Argue the Big Question

Oprah says that the question one should ask when in an argument is: "Do you want to be right, or do you want peace?" How true! Aren't those two things the only two things we usually want out of a relationship? But the more important point to make is that in a relationship, isn't peace the more paramount of the two? We can all believe that we are right, even if we tell the other person that we know we're wrong, but if our primary concern is to be right, then we don't really care about the relationship that much, right? Wouldn't we rather just make everything right in the relationship than to hold the superior honor of being "right" about whatever the argument was about? Sure, easier said than done, and most of us will still probably argue to be right than argue to make peace, but it's something that every truely in-love couple should ponder.

The Fright of Old Maidhood!

I composed this about 2 months ago, but I'm sure that many will be able to relate.

          The fears of adulthood hover over me like ominous shadows. Mine and my boyfriend’s bills are going to triple in a month. Today we have gas, food and a cell phone to pay, and in a few weeks we will have that plus a car payment, insurance, rent and other miscellaneous household expenses to take care of, and we will have to do it all on our own. The fear of being able to afford everything to furnish the new apartment still worries me at times, too.

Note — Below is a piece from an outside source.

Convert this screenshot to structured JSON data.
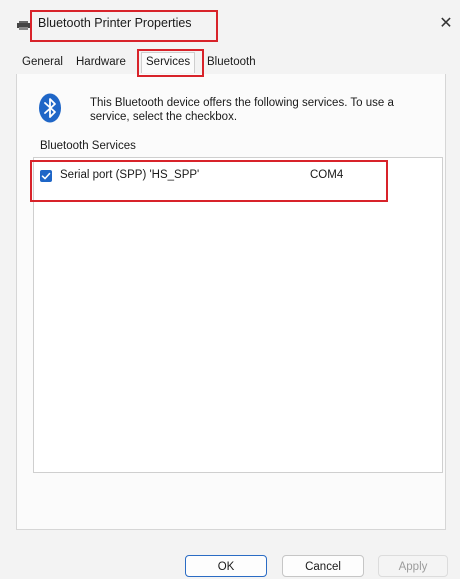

          And it is not only the monetary deficit of adulthood that scares me, but the realization that youthful enjoyments are on the decline. My boyfriend already works a six day week, managing the Canton Radio Shack, and in less than a year, I will be job searching for my possible career. And then what about when I begin my Master’s program next summer? Will I be able to juggle working, bills, school, and also making time for a bit of relaxation and fun? I have already witnessed the downfall of friends’ social lives as a result from career paths, and it does not give me much hope. If I, and everyone I know are too busy for ourselves, then how will we ever manage to make time for each other?
          I observe my nineteen year old sister with her nine month old twins, and I am greatful not to be a mother, yet. Don’t get me wrong, I adore my niece and nephew, and I hope to one day share in the happiness of raising my own children, but the status of motherhood cultivates responsibilities that are sometimes equivalent, and most of the time supercede those liabilities associated with certain job descriptions. I am dubious about being able to take care of myself right now. I could not fathom having to be the sole person responsible for two babies. Yes, my sister is a single mother, and that makes my adulthood fear even greater.

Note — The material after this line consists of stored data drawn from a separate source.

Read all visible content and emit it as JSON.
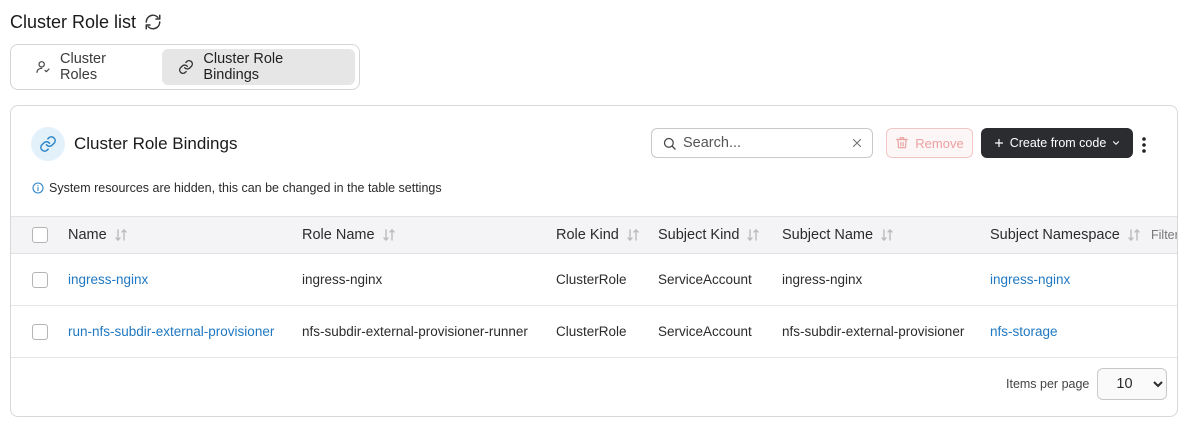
{
  "page": {
    "title": "Cluster Role list"
  },
  "tabs": [
    {
      "label": "Cluster Roles",
      "active": false,
      "icon": "user-key-icon"
    },
    {
      "label": "Cluster Role Bindings",
      "active": true,
      "icon": "link-icon"
    }
  ],
  "card": {
    "title": "Cluster Role Bindings",
    "icon": "link-icon",
    "info": "System resources are hidden, this can be changed in the table settings"
  },
  "toolbar": {
    "search_placeholder": "Search...",
    "remove_label": "Remove",
    "create_label": "Create from code"
  },
  "table": {
    "headers": {
      "name": "Name",
      "role_name": "Role Name",
      "role_kind": "Role Kind",
      "subject_kind": "Subject Kind",
      "subject_name": "Subject Name",
      "subject_namespace": "Subject Namespace",
      "filter": "Filter"
    },
    "rows": [
      {
        "name": "ingress-nginx",
        "role_name": "ingress-nginx",
        "role_kind": "ClusterRole",
        "subject_kind": "ServiceAccount",
        "subject_name": "ingress-nginx",
        "subject_namespace": "ingress-nginx"
      },
      {
        "name": "run-nfs-subdir-external-provisioner",
        "role_name": "nfs-subdir-external-provisioner-runner",
        "role_kind": "ClusterRole",
        "subject_kind": "ServiceAccount",
        "subject_name": "nfs-subdir-external-provisioner",
        "subject_namespace": "nfs-storage"
      }
    ]
  },
  "pagination": {
    "label": "Items per page",
    "value": "10",
    "options": [
      "10"
    ]
  },
  "colors": {
    "link": "#1f78c1",
    "primary_button": "#2a2c30",
    "danger_muted": "#eba0a0",
    "icon_bg": "#e3f1fa"
  }
}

          Being a parent basically dictates that you  will have sleepless nights, whether the cause is worrying about your children’s safety, or whether you are going to be able to keep a roof over their head and food on the table.

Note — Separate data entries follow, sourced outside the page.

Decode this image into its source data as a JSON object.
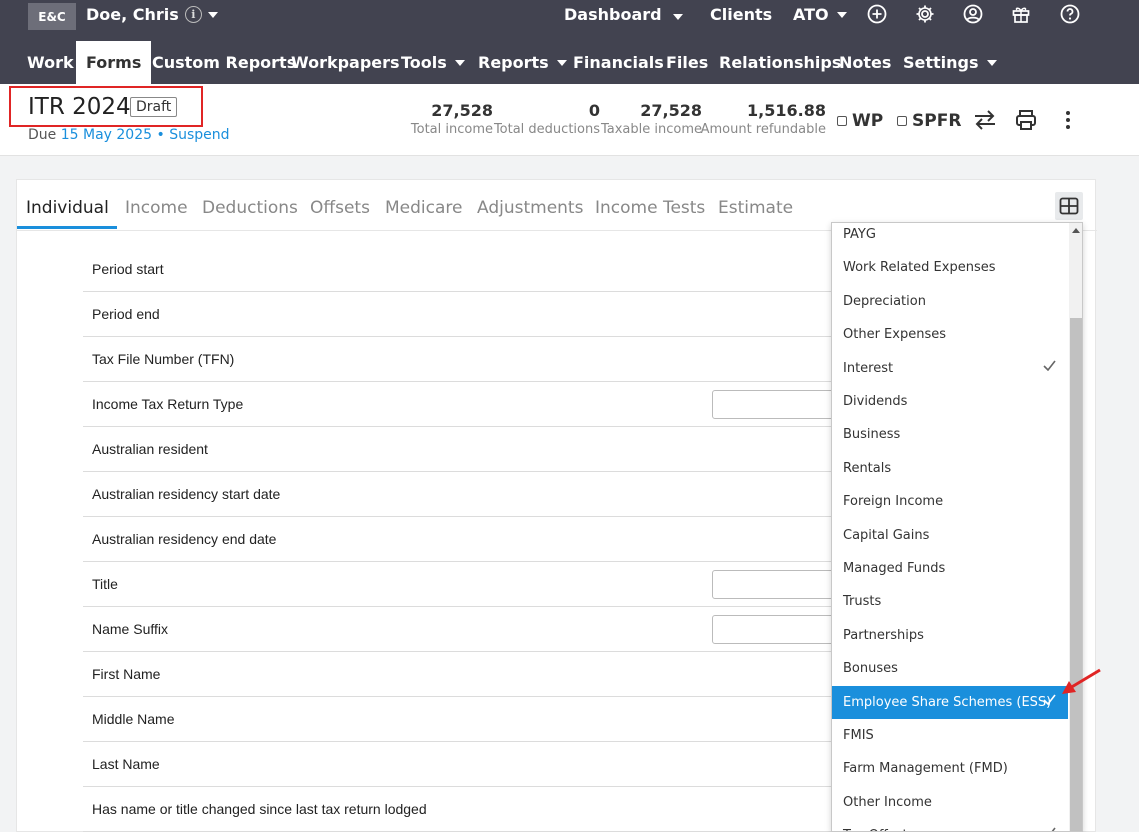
{
  "topbar": {
    "logo": "E&C",
    "client_name": "Doe, Chris",
    "info_glyph": "i",
    "links": {
      "dashboard": "Dashboard",
      "clients": "Clients",
      "ato": "ATO"
    }
  },
  "nav": {
    "items": [
      "Work",
      "Forms",
      "Custom Reports",
      "Workpapers",
      "Tools",
      "Reports",
      "Financials",
      "Files",
      "Relationships",
      "Notes",
      "Settings"
    ],
    "active": "Forms"
  },
  "header": {
    "title": "ITR 2024",
    "status": "Draft",
    "due_prefix": "Due",
    "due_date": "15 May 2025",
    "separator": "•",
    "suspend": "Suspend",
    "stats": [
      {
        "value": "27,528",
        "label": "Total income"
      },
      {
        "value": "0",
        "label": "Total deductions"
      },
      {
        "value": "27,528",
        "label": "Taxable income"
      },
      {
        "value": "1,516.88",
        "label": "Amount refundable"
      }
    ],
    "checks": {
      "wp": "WP",
      "spfr": "SPFR"
    }
  },
  "tabs": [
    "Individual",
    "Income",
    "Deductions",
    "Offsets",
    "Medicare",
    "Adjustments",
    "Income Tests",
    "Estimate"
  ],
  "form_rows": [
    "Period start",
    "Period end",
    "Tax File Number (TFN)",
    "Income Tax Return Type",
    "Australian resident",
    "Australian residency start date",
    "Australian residency end date",
    "Title",
    "Name Suffix",
    "First Name",
    "Middle Name",
    "Last Name",
    "Has name or title changed since last tax return lodged"
  ],
  "dropdown": {
    "items": [
      {
        "label": "PAYG",
        "checked": false
      },
      {
        "label": "Work Related Expenses",
        "checked": false
      },
      {
        "label": "Depreciation",
        "checked": false
      },
      {
        "label": "Other Expenses",
        "checked": false
      },
      {
        "label": "Interest",
        "checked": true
      },
      {
        "label": "Dividends",
        "checked": false
      },
      {
        "label": "Business",
        "checked": false
      },
      {
        "label": "Rentals",
        "checked": false
      },
      {
        "label": "Foreign Income",
        "checked": false
      },
      {
        "label": "Capital Gains",
        "checked": false
      },
      {
        "label": "Managed Funds",
        "checked": false
      },
      {
        "label": "Trusts",
        "checked": false
      },
      {
        "label": "Partnerships",
        "checked": false
      },
      {
        "label": "Bonuses",
        "checked": false
      },
      {
        "label": "Employee Share Schemes (ESS)",
        "checked": true,
        "selected": true
      },
      {
        "label": "FMIS",
        "checked": false
      },
      {
        "label": "Farm Management (FMD)",
        "checked": false
      },
      {
        "label": "Other Income",
        "checked": false
      },
      {
        "label": "Tax Offsets",
        "checked": true
      }
    ],
    "check_glyph": "✓"
  },
  "colors": {
    "bar": "#424350",
    "accent": "#1a8fdc",
    "highlight_border": "#e02525"
  }
}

          My mother single-handedly raised my six sisters and me, and I know for a fact that she worried about being able to provide for us.
          The realization of my age is another fear. I am going on twenty-two, and yes, I know that I am still young, but before, I was counting down to my twenty-first birthday, and now, I am dreading every day I get closer to thirty. Most might say that it is petty to worry about age right now, but in the realm of all possibilities for my life—furthering my education, starting/building my career, building a family, and leaving a legacy—it really is not that petty. Plus, think about it. In the eighteenth century, women were considered a old maid by there early twenties, if she was not yet married. Most women were popping out babies before their twentieth birthday. It is true that many women during this time would not have left the house to do anything productive outside of housework, but it is still an interesting, and somewhat relevant comparison to ponder.